Vinegar Syndrome and Their Partner Labels
- PfR73
- Joined: Sun Mar 27, 2005 10:07 pm
Re: Vinegar Syndrome and Their Partner Labels
In case anyone notices that the new Magnolia partner Blu-ray of Redacted runs almost a minute longer than the DVD & is wondering, it turns out it's entirely due to the end credit scroll running about 25% slower (additionally a Deluxe logo has been added to the part of the scroll with various company/union logos). The rest of the film is exactly the same. However, the new transfer is a lot better than the DVD, which turns out to have been zoomed by about 2%; for example, you can now actually read a lot of the text on various computer screens, which is really blurry on the DVD transfer, and now has more visible text with the additional image.
- Peacock
- Joined: Mon Dec 22, 2008 11:47 pm
- Location: Scotland
Re: Vinegar Syndrome and Their Partner Labels
But that’s my point, you can’t compare Radiance or Eureka or SecondRun to VS in terms of sale order numbers. I imagine even Arrow isn’t on the same level.ryannichols7 wrote: Sat Jun 27, 2026 7:26 pm regardless of whether they say it or not, it's pretty pathetic for the prices they charge. they clearly have the money if they can open all these stores and license all these titles. literally every UK label has this stuff figured out, and even the US labels that I order from. it's not about increasing the kevyip, it's about owning the stuff that I've already paid for. I'm sure they'd be super quick about shipping out the scalper priced stuff they sell from their eBay storefront!

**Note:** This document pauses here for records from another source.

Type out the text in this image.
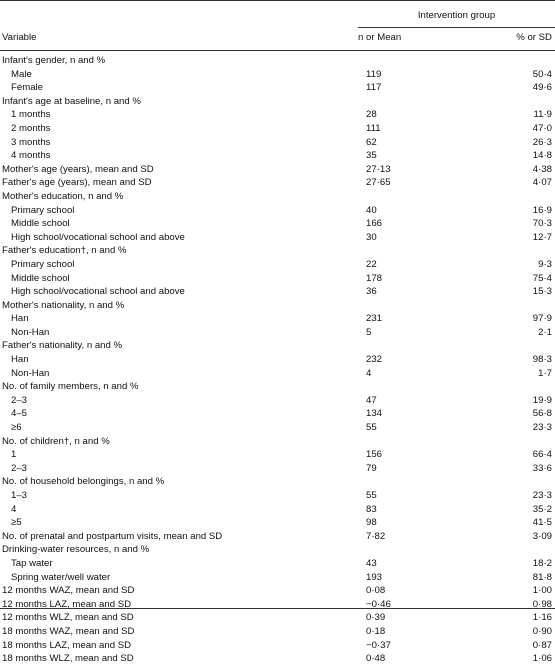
Intervention group
Variable	n or Mean	% or SD
Infant's gender, n and %
Male	119	50·4
Female	117	49·6
Infant's age at baseline, n and %
1 months	28	11·9
2 months	111	47·0
3 months	62	26·3
4 months	35	14·8
Mother's age (years), mean and SD	27·13	4·38
Father's age (years), mean and SD	27·65	4·07
Mother's education, n and %
Primary school	40	16·9
Middle school	166	70·3
High school/vocational school and above	30	12·7
Father's education†, n and %
Primary school	22	9·3
Middle school	178	75·4
High school/vocational school and above	36	15·3
Mother's nationality, n and %
Han	231	97·9
Non-Han	5	2·1
Father's nationality, n and %
Han	232	98·3
Non-Han	4	1·7
No. of family members, n and %
2–3	47	19·9
4–5	134	56·8
≥6	55	23·3
No. of children†, n and %
1	156	66·4
2–3	79	33·6
No. of household belongings, n and %
1–3	55	23·3
4	83	35·2
≥5	98	41·5
No. of prenatal and postpartum visits, mean and SD	7·82	3·09
Drinking-water resources, n and %
Tap water	43	18·2
Spring water/well water	193	81·8
12 months WAZ, mean and SD	0·08	1·00
12 months LAZ, mean and SD	−0·46	0·98
12 months WLZ, mean and SD	0·39	1·16
18 months WAZ, mean and SD	0·18	0·90
18 months LAZ, mean and SD	−0·37	0·87
18 months WLZ, mean and SD	0·48	1·06
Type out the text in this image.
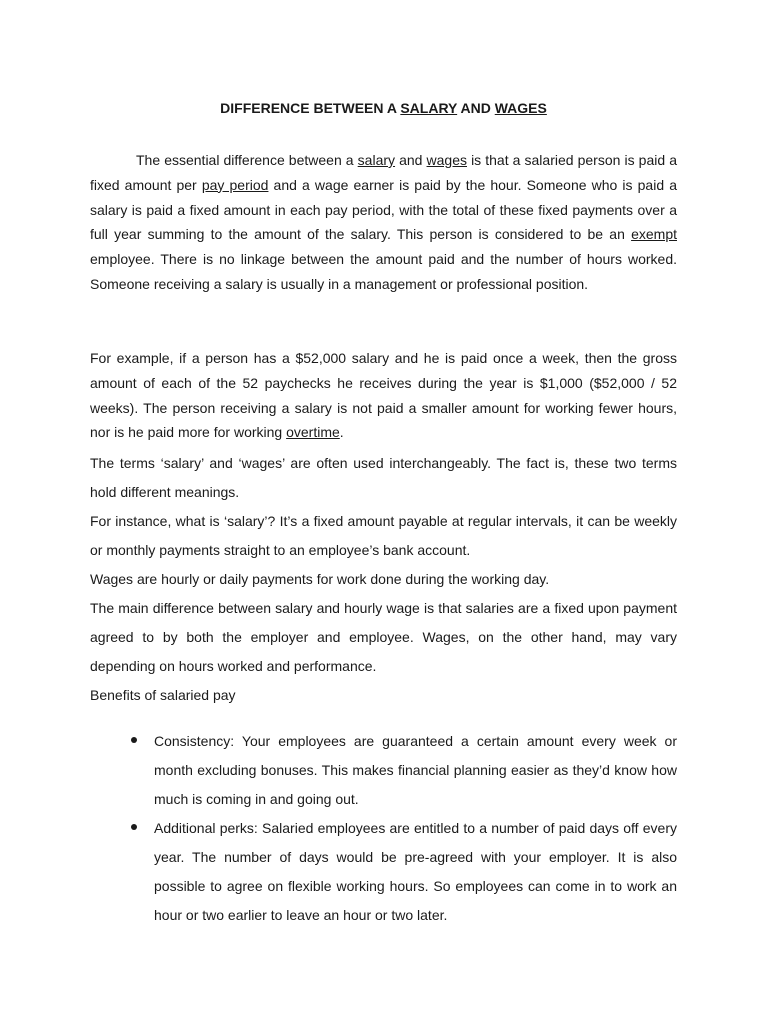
DIFFERENCE BETWEEN A SALARY AND WAGES

The essential difference between a salary and wages is that a salaried person is paid a fixed amount per pay period and a wage earner is paid by the hour. Someone who is paid a salary is paid a fixed amount in each pay period, with the total of these fixed payments over a full year summing to the amount of the salary. This person is considered to be an exempt employee. There is no linkage between the amount paid and the number of hours worked. Someone receiving a salary is usually in a management or professional position.

For example, if a person has a $52,000 salary and he is paid once a week, then the gross amount of each of the 52 paychecks he receives during the year is $1,000 ($52,000 / 52 weeks). The person receiving a salary is not paid a smaller amount for working fewer hours, nor is he paid more for working overtime.

The terms ‘salary’ and ‘wages’ are often used interchangeably. The fact is, these two terms hold different meanings.

For instance, what is ‘salary’? It’s a fixed amount payable at regular intervals, it can be weekly or monthly payments straight to an employee’s bank account.

Wages are hourly or daily payments for work done during the working day.

The main difference between salary and hourly wage is that salaries are a fixed upon payment agreed to by both the employer and employee. Wages, on the other hand, may vary depending on hours worked and performance.

Benefits of salaried pay

Consistency: Your employees are guaranteed a certain amount every week or month excluding bonuses. This makes financial planning easier as they’d know how much is coming in and going out.
Additional perks: Salaried employees are entitled to a number of paid days off every year. The number of days would be pre-agreed with your employer. It is also possible to agree on flexible working hours. So employees can come in to work an hour or two earlier to leave an hour or two later.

VS have been very open about trying to keep up with their increasing demand by moving to a larger warehouse and employing more staff etc but (according to them) every sale gets busier and busier for them.
If they say they will have the sale items shipped out 4 weeks after the start of Partner month and you still choose to order from them you can’t roll your eyes at them for shipping out 4 weeks after the start of Partner month. Period. They clearly aren’t sitting on their hands or going on holiday, once those items are sold they are just taking up precious warehouse space and lead to more and more time consuming customer service messages to reply to asking where their order is.
And I’m sorry to hear you don’t order from Mondo Macabro! Knowing your director tastes I think you’d love Jancso’s Private Vices, Public Virtues.
- MichaelB
- Joined: Fri Aug 11, 2006 10:20 pm
- Location: Worthing
- Contact:
Re: Vinegar Syndrome and Their Partner Labels
…which is apparently their worst-selling title ever.
It’s also the only one to which I contributed, so it’s probably a curse of some kind.
It’s also the only one to which I contributed, so it’s probably a curse of some kind.
- dwk
- Joined: Sat Jun 12, 2010 10:10 pm
Re: Vinegar Syndrome and Their Partner Labels
I don't know if copies of Private Vices are still available from MM, but it should be OOP as they lost the rights to it.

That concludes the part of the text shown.